Die gemeinsame Geschichte spielt im deutsch-polnischen Verhältnis noch immer eine Rolle. Kann von einem „normalen Lauf“ überhaupt gesprochen werden?

Es ist klar, dass die Last der Geschichte uns nicht verlässt. In der Vergangenheit wurde Polen unter dem Nazi-Regime in deutschem Namen und von deutscher Hand unendlich großes Leid zugefügt. Das können und wollen wir nicht vergessen, sondern wir stellen uns dieser Vergangenheit und versuchen, die richtigen Lehren für die Zukunft zu ziehen. Wir haben heute eine große Normalität in den Beziehungen erreicht. Ich empfinde sie als die besten, die wir je in der Geschichte gehabt haben.

Im Auftrag der deutsch-polnischen Beziehungen in Warschau: Botschafter Rolf Nikel. © Natalie Junghof

In der jungen Generation gibt es viele Polen, die nach Deutschland reisen.
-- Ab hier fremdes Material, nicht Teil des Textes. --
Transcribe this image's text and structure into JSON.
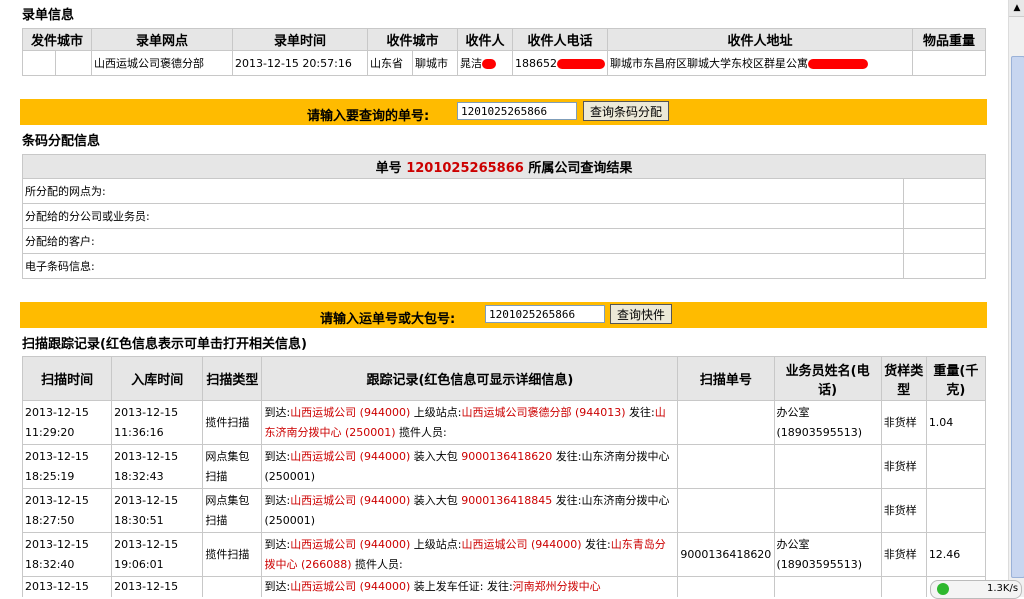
{
  "record": {
    "title": "录单信息",
    "headers": [
      "发件城市",
      "录单网点",
      "录单时间",
      "收件城市",
      "收件人",
      "收件人电话",
      "收件人地址",
      "物品重量"
    ],
    "row": {
      "branch": "山西运城公司褒德分部",
      "time": "2013-12-15 20:57:16",
      "province": "山东省",
      "city": "聊城市",
      "receiver": "晁洁",
      "phone": "188652",
      "address": "聊城市东昌府区聊城大学东校区群星公寓"
    }
  },
  "query1": {
    "label": "请输入要查询的单号:",
    "value": "1201025265866",
    "button": "查询条码分配"
  },
  "assign": {
    "title": "条码分配信息",
    "header_prefix": "单号",
    "header_number": "1201025265866",
    "header_suffix": "所属公司查询结果",
    "rows": [
      "所分配的网点为:",
      "分配给的分公司或业务员:",
      "分配给的客户:",
      "电子条码信息:"
    ]
  },
  "query2": {
    "label": "请输入运单号或大包号:",
    "value": "1201025265866",
    "button": "查询快件"
  },
  "scan": {
    "title": "扫描跟踪记录(红色信息表示可单击打开相关信息)",
    "headers": [
      "扫描时间",
      "入库时间",
      "扫描类型",
      "跟踪记录(红色信息可显示详细信息)",
      "扫描单号",
      "业务员姓名(电话)",
      "货样类型",
      "重量(千克)"
    ],
    "rows": [
      {
        "scan_time": "2013-12-15 11:29:20",
        "in_time": "2013-12-15 11:36:16",
        "type": "揽件扫描",
        "t1": "到达:",
        "r1": "山西运城公司 (944000)",
        "t2": " 上级站点:",
        "r2": "山西运城公司褒德分部 (944013)",
        "t3": " 发往:",
        "r3": "山东济南分拨中心 (250001)",
        "t4": " 揽件人员:",
        "scan_no": "",
        "staff": "办公室 (18903595513)",
        "sample": "非货样",
        "weight": "1.04"
      },
      {
        "scan_time": "2013-12-15 18:25:19",
        "in_time": "2013-12-15 18:32:43",
        "type": "网点集包扫描",
        "t1": "到达:",
        "r1": "山西运城公司 (944000)",
        "t2": " 装入大包 ",
        "r2": "9000136418620",
        "t3": " 发往:山东济南分拨中心 (250001)",
        "scan_no": "",
        "staff": "",
        "sample": "非货样",
        "weight": ""
      },
      {
        "scan_time": "2013-12-15 18:27:50",
        "in_time": "2013-12-15 18:30:51",
        "type": "网点集包扫描",
        "t1": "到达:",
        "r1": "山西运城公司 (944000)",
        "t2": " 装入大包 ",
        "r2": "9000136418845",
        "t3": " 发往:山东济南分拨中心 (250001)",
        "scan_no": "",
        "staff": "",
        "sample": "非货样",
        "weight": ""
      },
      {
        "scan_time": "2013-12-15 18:32:40",
        "in_time": "2013-12-15 19:06:01",
        "type": "揽件扫描",
        "t1": "到达:",
        "r1": "山西运城公司 (944000)",
        "t2": " 上级站点:",
        "r2": "山西运城公司 (944000)",
        "t3": " 发往:",
        "r3": "山东青岛分拨中心 (266088)",
        "t4": " 揽件人员:",
        "scan_no": "9000136418620",
        "staff": "办公室 (18903595513)",
        "sample": "非货样",
        "weight": "12.46"
      },
      {
        "scan_time": "2013-12-15",
        "in_time": "2013-12-15",
        "t1": "到达:",
        "r1": "山西运城公司 (944000)",
        "t2": " 装上发车任证: 发往:",
        "r2": "河南郑州分拨中心"
      }
    ]
  },
  "status": {
    "speed": "1.3K/s"
  },
  "colors": {
    "accent": "#ffbb00",
    "link_red": "#cc0000",
    "header_bg": "#e6e6e6"
  }
}
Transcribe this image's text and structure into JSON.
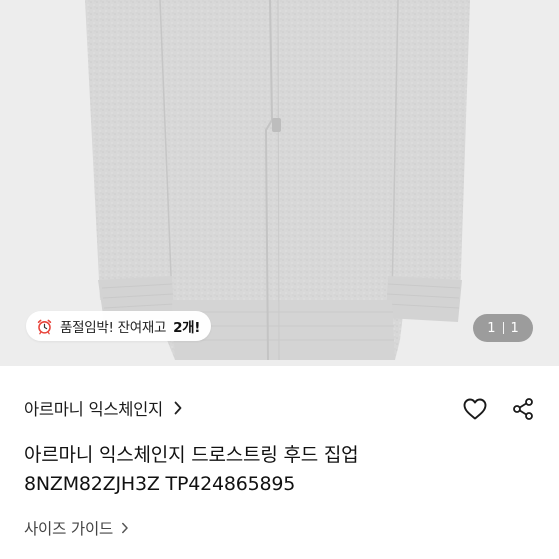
{
  "product": {
    "image_indicator": {
      "current": "1",
      "total": "1"
    },
    "stock_badge": {
      "icon": "alarm-clock-icon",
      "text": "품절임박! 잔여재고",
      "count": "2개!"
    },
    "brand": "아르마니 익스체인지",
    "title_line1": "아르마니 익스체인지 드로스트링 후드 집업",
    "title_line2": "8NZM82ZJH3Z TP424865895",
    "size_guide": "사이즈 가이드"
  },
  "icons": {
    "brand_chevron": "chevron-right-icon",
    "like": "heart-outline-icon",
    "share": "share-icon",
    "size_guide_chevron": "chevron-right-icon"
  },
  "colors": {
    "image_background": "#ededed",
    "garment": "#d9d9d9",
    "text_primary": "#111111",
    "text_secondary": "#444444",
    "badge_alarm": "#e8453c"
  }
}
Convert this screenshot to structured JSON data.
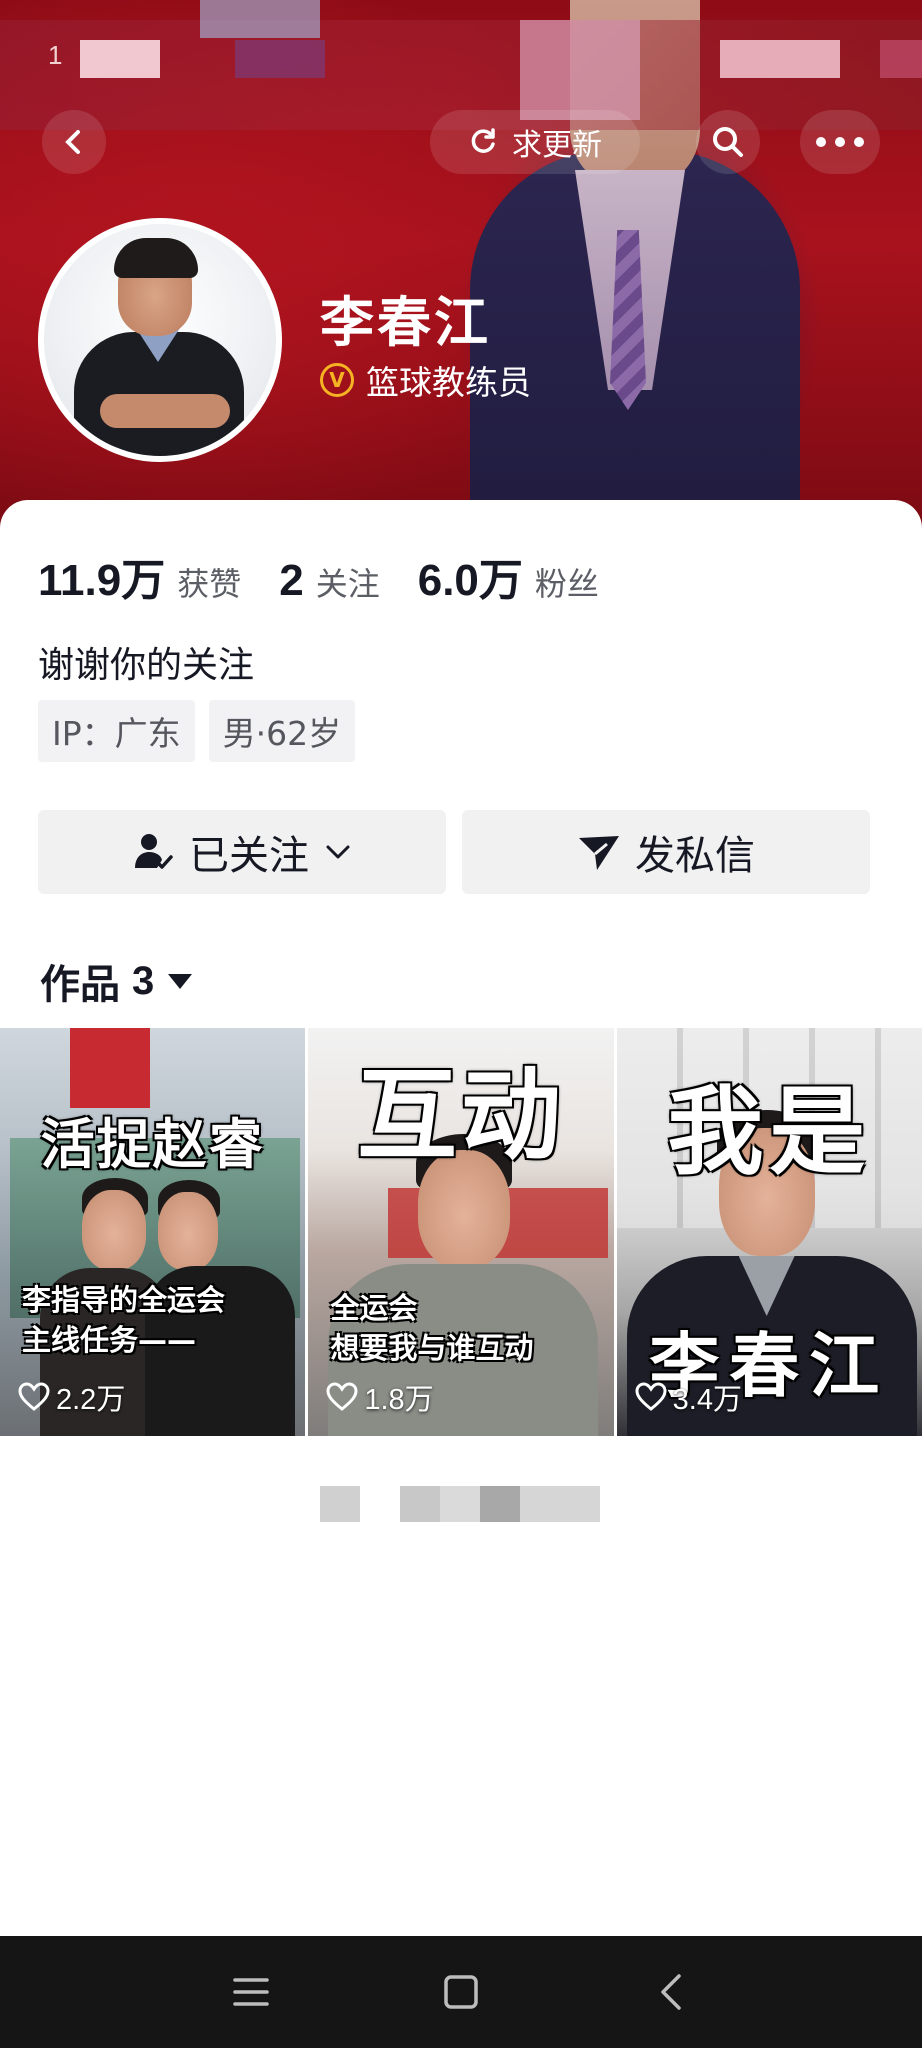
{
  "header": {
    "status_mark": "1",
    "update_label": "求更新"
  },
  "profile": {
    "name": "李春江",
    "verify_badge": "V",
    "verify_text": "篮球教练员",
    "bio": "谢谢你的关注",
    "tags": [
      "IP：广东",
      "男·62岁"
    ]
  },
  "stats": [
    {
      "value": "11.9万",
      "label": "获赞"
    },
    {
      "value": "2",
      "label": "关注"
    },
    {
      "value": "6.0万",
      "label": "粉丝"
    }
  ],
  "actions": {
    "followed_label": "已关注",
    "message_label": "发私信"
  },
  "works": {
    "title": "作品",
    "count": "3",
    "items": [
      {
        "overlay_top": "活捉赵睿",
        "overlay_caption_1": "李指导的全运会",
        "overlay_caption_2": "主线任务——",
        "likes": "2.2万"
      },
      {
        "overlay_top": "互动",
        "overlay_caption_1": "全运会",
        "overlay_caption_2": "想要我与谁互动",
        "likes": "1.8万"
      },
      {
        "overlay_top": "我是",
        "overlay_caption_1": "李春江",
        "overlay_caption_2": "",
        "likes": "3.4万"
      }
    ]
  },
  "colors": {
    "banner_red": "#a8121d",
    "verify_gold": "#f5b324",
    "button_gray": "#f1f1f2",
    "text_primary": "#161823"
  },
  "icons": {
    "back": "back-arrow-icon",
    "update": "refresh-icon",
    "search": "search-icon",
    "more": "more-dots-icon",
    "verified": "verified-badge-icon",
    "followed": "user-check-icon",
    "chevron": "chevron-down-icon",
    "message": "send-icon",
    "works_dropdown": "caret-down-icon",
    "like": "heart-icon",
    "nav_menu": "menu-icon",
    "nav_home": "square-home-icon",
    "nav_back": "back-chevron-icon"
  }
}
Auf polnischer Seite ist das Interesse damit sehr groß. Warum sollten auch deutsche Jugendliche nach Polen kommen?

Es gibt hier viel zu sehen. Das Land ist kulturhistorisch sehr reich. Es ist zudem ein dynamisches Land, das eine interessante wirtschaftliche Entwicklung durchläuft. Polen hat seit dem Beitritt zur Europäischen Union 2014 ein Wirtschaftswachstum von circa 30 Prozent erreicht und damit den höchsten Wert in der Europäischen Union. Es ist spannend zu sehen, wie die Menschen sich der neuen Situation nun mit mehr Selbstvertrauen stellen.
Außerdem hat sich die Infrastruktur gut entwickelt. Es ist heute ganz einfach zu reisen. Auf der Autobahn kommt man schnell von Berlin nach Warschau. Es gibt täglich mehrere Flugverbindungen, sodass es sehr einfach geworden ist, das andere Land zu erreichen. Was ich neben den Möglichkeiten mindestens genauso wichtig finde, ist die subjektive Einstellung: Deutsche Jugendliche sollten den Schritt wagen zu reisen. Die jungen Menschen müssen Mut fassen und werden sehen, dass sich Aktivität lohnt.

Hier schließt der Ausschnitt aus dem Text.